Fei Xiaofeng, a farmer from Jiangsu province who has worked for hydropower projects in Beijing for four years, said he was robbed of 3,000 yuan (US$360) when he first took a bus home on the eve of Spring Festival years ago.

"But I haven't met any robbers or thieves on the trains home for the past two years," Fei said. He added that the train ticket is now even cheaper than a bus ticket.

During the period from 1996 to 2000, China built a total of 240,000 kilometers of roads, many of which are high-quality expressways. This has provided another way for many passengers to return home.

This year, about 1.58 billion passengers will travel by bus within the peak traffic period, up four percent over the same period last year.

It may often take far less time to travel by bus on an expressway than to travel by train.

"We have started running some large luxury buses, in which the sleeping berths for men and women are separate," a communications department official said, adding that high-speed bus transport will be developed even further in future.

The air services in China have also lowered their prices gradually, and will attract an unusually higher number of passengers than normal by offering considerable discounts during this peak traffic period.

Some air services have launched special "visiting families" flights, and many migrant workers have even reserved chartered planes to go home.

China Southern Airlines, a major air company in China, will add more than 2,500 flights during the peak traffic period.

To ensure that passengers could get home safely and conveniently, local governments in Beijing, Guangdong and other places have mobilized migrant workers to return home at an earlier time so as to avoid unduly heavy traffic.

Yu Zuyao, a delegate to the National People's Congress (NPC), regarded the Spring Festival peak traffic as a humanitarian issue, saying governments have attached increasing importance to improving traffic conditions.

Mo Jihong, a researcher with the Chinese Academy of Social Sciences, said the Spring Festival peak traffic is not only closely connected with citizens' freedom in migration, but also with their personal freedom, property and abode rights.

"Spring Festival peak traffic is not only a transport project, but also highly conducive to the protection of human rights," Mo added.

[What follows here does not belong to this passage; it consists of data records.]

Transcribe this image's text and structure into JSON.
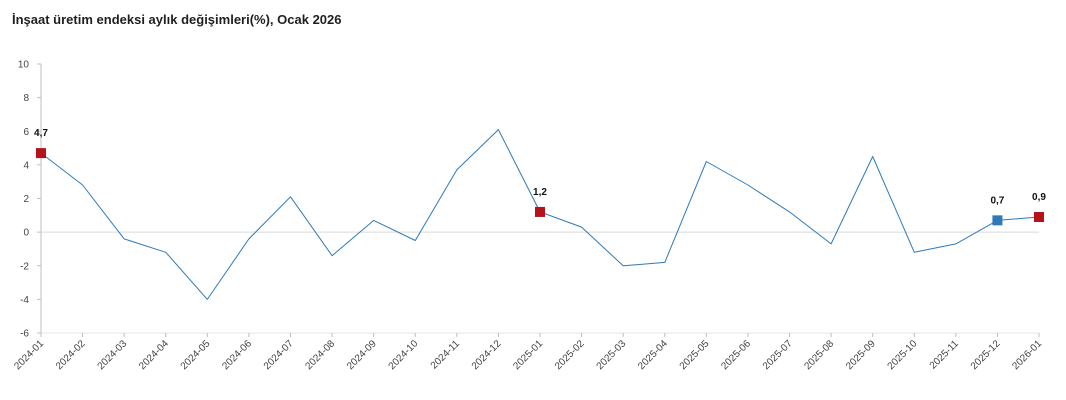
{
  "title": "İnşaat üretim endeksi aylık değişimleri(%), Ocak 2026",
  "chart_data": {
    "type": "line",
    "title": "İnşaat üretim endeksi aylık değişimleri(%), Ocak 2026",
    "xlabel": "",
    "ylabel": "",
    "ylim": [
      -6,
      10
    ],
    "yticks": [
      -6,
      -4,
      -2,
      0,
      2,
      4,
      6,
      8,
      10
    ],
    "ytick_labels": [
      "-6",
      "-4",
      "-2",
      "0",
      "2",
      "4",
      "6",
      "8",
      "10"
    ],
    "grid": "zero-line only",
    "categories": [
      "2024-01",
      "2024-02",
      "2024-03",
      "2024-04",
      "2024-05",
      "2024-06",
      "2024-07",
      "2024-08",
      "2024-09",
      "2024-10",
      "2024-11",
      "2024-12",
      "2025-01",
      "2025-02",
      "2025-03",
      "2025-04",
      "2025-05",
      "2025-06",
      "2025-07",
      "2025-08",
      "2025-09",
      "2025-10",
      "2025-11",
      "2025-12",
      "2026-01"
    ],
    "series": [
      {
        "color": "#2e7ab8",
        "values": [
          4.7,
          2.8,
          -0.4,
          -1.2,
          -4.0,
          -0.4,
          2.1,
          -1.4,
          0.7,
          -0.5,
          3.7,
          6.1,
          1.2,
          0.3,
          -2.0,
          -1.8,
          4.2,
          2.8,
          1.2,
          -0.7,
          4.5,
          -1.2,
          -0.7,
          0.7,
          0.9
        ]
      }
    ],
    "highlighted_points": [
      {
        "category": "2024-01",
        "value": 4.7,
        "label": "4,7",
        "color": "#b5121b"
      },
      {
        "category": "2025-01",
        "value": 1.2,
        "label": "1,2",
        "color": "#b5121b"
      },
      {
        "category": "2025-12",
        "value": 0.7,
        "label": "0,7",
        "color": "#2e7ab8"
      },
      {
        "category": "2026-01",
        "value": 0.9,
        "label": "0,9",
        "color": "#b5121b"
      }
    ],
    "colors": {
      "line": "#2e7ab8",
      "zero_line": "#d9d9d9",
      "axis": "#bfbfbf",
      "highlight": "#b5121b",
      "highlight_alt": "#2e7ab8"
    }
  }
}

In order to safeguard the passengers' interests, China recently held its first national public hearing over railway ticket pricing, which was attended by consumer representatives who played an active role in the pricing decision process.

With the hearing playing a major role in the decision-making process, the rise in railway prices for seats during this Spring Festival has been set at a maximum of 15 percent over the same period last year, not at 30 percent as formerly proposed by the Ministry of Railway.

"I never felt I was being treated warmly as a consumer when taking trains or planes in the past, but now I feel much more respected and relaxed." said Miao Lidong, a computer engineer.